Local Cluj authorities don’t have the budgets to support the continuation of the project on their own, but Miron says the applications will be very generic and can easily be transferred to support other cities, if they’re interested in helping to support the effort. Other collaborators on the project include Ontotext and STI Innsbruck, as well as the local Cluj council.

I don’t doubt this would be useful information for users but is this the delivery model that is going to work for users, assuming it is funded? Here or elsewhere?

How hard do users work with searches? See Keyword and Search Engines Statistics to get an idea by country.

Some users can be trained to perform fairly complex searches but I suspect that is a distinct minority.
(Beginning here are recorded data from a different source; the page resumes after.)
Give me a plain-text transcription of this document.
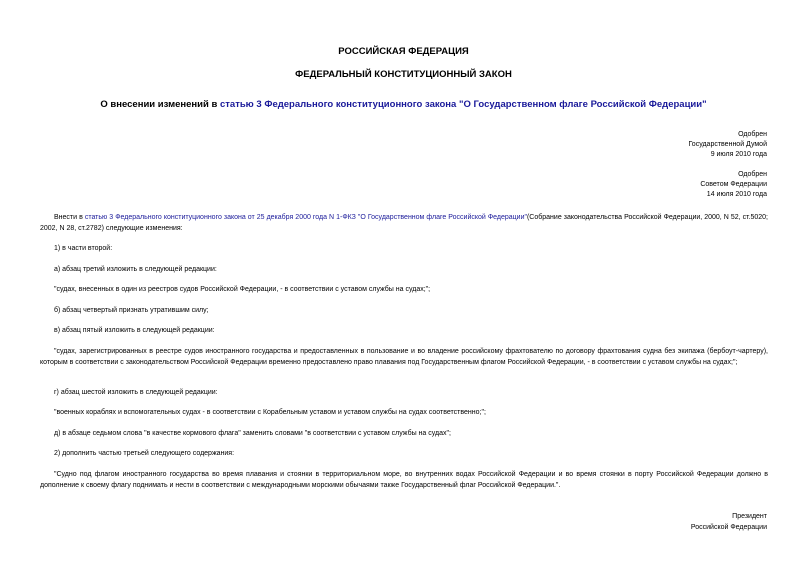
РОССИЙСКАЯ ФЕДЕРАЦИЯ
ФЕДЕРАЛЬНЫЙ КОНСТИТУЦИОННЫЙ ЗАКОН
О внесении изменений в статью 3 Федерального конституционного закона "О Государственном флаге Российской Федерации"
Одобрен
Государственной Думой
9 июля 2010 года
Одобрен
Советом Федерации
14 июля 2010 года
Внести в статью 3 Федерального конституционного закона от 25 декабря 2000 года N 1-ФКЗ "О Государственном флаге Российской Федерации"(Собрание законодательства Российской Федерации, 2000, N 52, ст.5020; 2002, N 28, ст.2782) следующие изменения:
1) в части второй:
а) абзац третий изложить в следующей редакции:
"судах, внесенных в один из реестров судов Российской Федерации, - в соответствии с уставом службы на судах;";
б) абзац четвертый признать утратившим силу;
в) абзац пятый изложить в следующей редакции:
"судах, зарегистрированных в реестре судов иностранного государства и предоставленных в пользование и во владение российскому фрахтователю по договору фрахтования судна без экипажа (бербоут-чартеру), которым в соответствии с законодательством Российской Федерации временно предоставлено право плавания под Государственным флагом Российской Федерации, - в соответствии с уставом службы на судах;";
г) абзац шестой изложить в следующей редакции:
"военных кораблях и вспомогательных судах - в соответствии с Корабельным уставом и уставом службы на судах соответственно;";
д) в абзаце седьмом слова "в качестве кормового флага" заменить словами "в соответствии с уставом службы на судах";
2) дополнить частью третьей следующего содержания:
"Судно под флагом иностранного государства во время плавания и стоянки в территориальном море, во внутренних водах Российской Федерации и во время стоянки в порту Российской Федерации должно в дополнение к своему флагу поднимать и нести в соответствии с международными морскими обычаями также Государственный флаг Российской Федерации.".
Президент
Российской Федерации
And the type of searches that need to be performed vary by domain.

For example, earlier today, I was searching for information on “spectral graph theory,” which I suspect has different requirements than searching for 24-hour sushi bars within a given geographic area.

I am not sure how to isolate those different requirements, much less test how close any approach is to satisfying them, but I do think both areas merit serious investigation.